當然,在牽扯到某些利益方面,我們還是要用官方的力量,比如林月交友廣泛,估計京城應該有人在背後撐着的。市裏也有很多高官是他的朋友,這就要動用特勤的力量來協調了。
所以,這次的事就全權交給了王将軍,因爲他的身份很保密,由他出面以私人身份解決是最好的選擇。我則是他的副手,調什麽兵,遣什麽将,由他指定。他的話出來就是軍令,任何參與行動的特勤隊員都不得違抗。否則,将受到特勤軍法的嚴厲懲處。”慕容天一臉嚴肅的說道。
“是,局長,我記住了。王将軍,我請求參與這次調停林家私人恩怨的事。”鄧凱當然是絕對不願放過這個機會的。
“嗯,韓老既然讓你知道了這些事,當然也有叫你參加的意思。我也就一點頭的将軍罷了。這老頭還跟我玩這些噱頭,名面上好像把主動權全交給了我,實際上我還不是他們手裏的一個木偶,這個老家夥還真會玩。我們弄點外快他都要抽什麽管理費。還真是雁過都要拔毛。”王志沒好氣的罵出聲了。

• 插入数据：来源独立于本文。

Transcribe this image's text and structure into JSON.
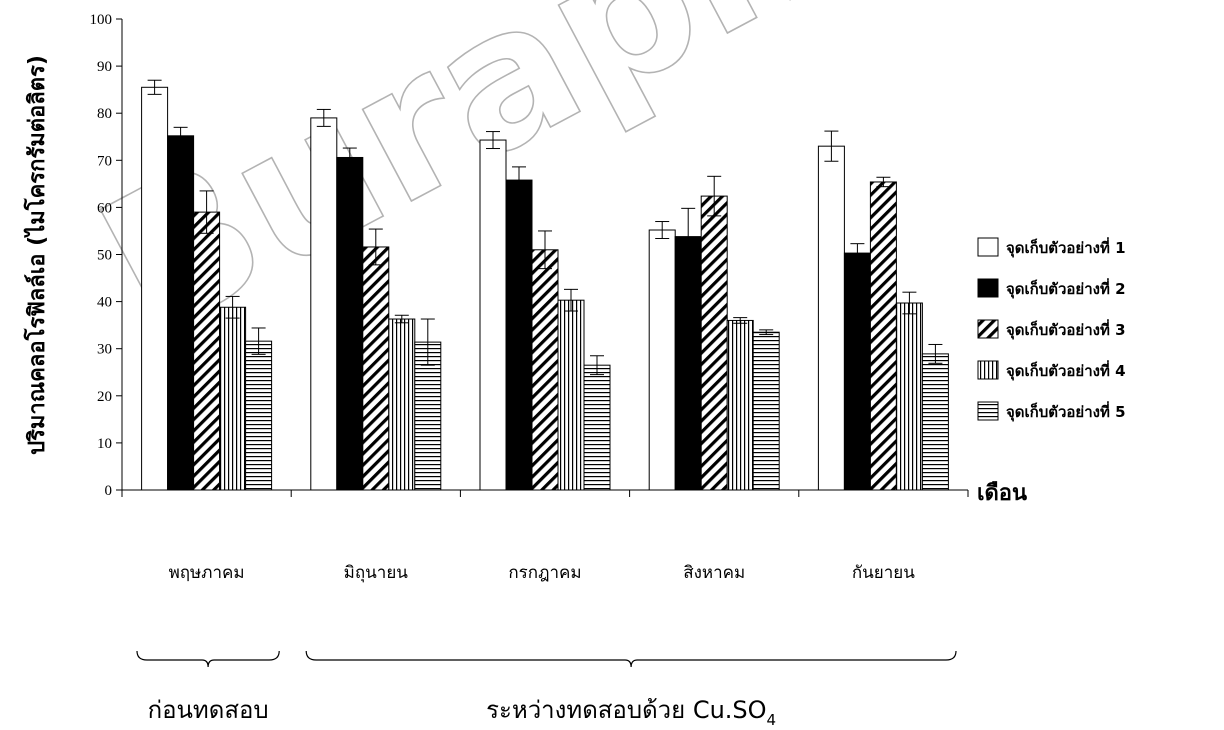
{
  "chart_data": {
    "type": "bar",
    "ylabel": "ปริมาณคลอโรฟิลล์เอ (ไมโครกรัมต่อลิตร)",
    "xlabel": "เดือน",
    "ylim": [
      0,
      100
    ],
    "yticks": [
      0,
      10,
      20,
      30,
      40,
      50,
      60,
      70,
      80,
      90,
      100
    ],
    "grid": false,
    "legend_position": "right",
    "categories": [
      "พฤษภาคม",
      "มิถุนายน",
      "กรกฎาคม",
      "สิงหาคม",
      "กันยายน"
    ],
    "series": [
      {
        "name": "จุดเก็บตัวอย่างที่ 1",
        "fill": "white",
        "values": [
          85.5,
          79.0,
          74.3,
          55.2,
          73.0
        ],
        "errors": [
          1.5,
          1.8,
          1.8,
          1.8,
          3.2
        ]
      },
      {
        "name": "จุดเก็บตัวอย่างที่ 2",
        "fill": "black",
        "values": [
          75.2,
          70.6,
          65.8,
          53.8,
          50.3
        ],
        "errors": [
          1.8,
          2.0,
          2.8,
          6.0,
          2.0
        ]
      },
      {
        "name": "จุดเก็บตัวอย่างที่ 3",
        "fill": "diagonal",
        "values": [
          59.0,
          51.6,
          51.0,
          62.4,
          65.4
        ],
        "errors": [
          4.5,
          3.8,
          4.0,
          4.2,
          1.0
        ]
      },
      {
        "name": "จุดเก็บตัวอย่างที่ 4",
        "fill": "vertical",
        "values": [
          38.8,
          36.3,
          40.3,
          36.0,
          39.7
        ],
        "errors": [
          2.3,
          0.8,
          2.3,
          0.6,
          2.3
        ]
      },
      {
        "name": "จุดเก็บตัวอย่างที่ 5",
        "fill": "horizontal",
        "values": [
          31.6,
          31.4,
          26.5,
          33.5,
          28.9
        ],
        "errors": [
          2.8,
          4.9,
          2.0,
          0.5,
          2.0
        ]
      }
    ],
    "group_labels": [
      {
        "text": "ก่อนทดสอบ",
        "from_category": 0,
        "to_category": 0
      },
      {
        "text": "ระหว่างทดสอบด้วย Cu.SO",
        "subscript": "4",
        "from_category": 1,
        "to_category": 4
      }
    ]
  },
  "watermark": "Burapha University"
}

鄧凱和張雄劉強他們幾個都不敢吭聲,而且就是聽見了都要裝作沒有聽到,因爲也就王志一個人敢罵,其他人要是罵出來那是活得不耐煩了。不過他們也暗自震驚,想不到王志竟然連韓老也敢罵。
“呵呵,那老家夥就是那樣子,整天把我們玩來玩去的。不過說到雁過拔毛的事老弟可要說你了,上次的事你可是做得有些不地道,他們都分到不少,就我一個人一毛錢都沒有,都是你的兄弟,你卻厚此薄彼,現在我的口袋可是布撞布了!”
王志那腦門上當即爬上了一絲黑線,有些不好意思的幹笑了一聲道:“兄弟,你的身份特殊,這樣誇國的事你是不能出面的,堂堂中央警衛局的局長去泰國挂名領獎金,那成何體統?你也不敢挂這個名是不是?而且你一個月兩三萬塊錢,也沒有你說的那麽窮吧?你要那些一個月一兩千的怎麽活?”
王志的鬼名堂多的是,轉眼間反将了慕容天一軍,氣得慕容天眉毛一豎道;“别人都是三百萬啊,老子要幹十多年,還要不吃不喝才能賺那麽多,罵了隔壁,老子不幹這破局長都合算啊,唉……”
“至于說到花錢,我們兄弟哪個是小家子氣的人?京城雖說繁華,但也是花花世界,高級飯店去逛一趟出來就要大幾千的。晚上高檔娛樂場所再轉悠一圈子又得去大幾千。我總不能搬出這破局長身份硬壓着人家埋單是不是?再說,那也不是我的性格。加上喜歡弄些小玩意兒,這些錢就像紙片一樣的飛了。
“唉,慕容的情況我倒知道一些。最近跟趙司令一樣,也想弄個獨門獨院的小别墅,也跟趙司令那房子差不多,要600萬。慕容雖說也幹了不少年頭了,存的錢幾乎沒有,就存下老婆的那點工資。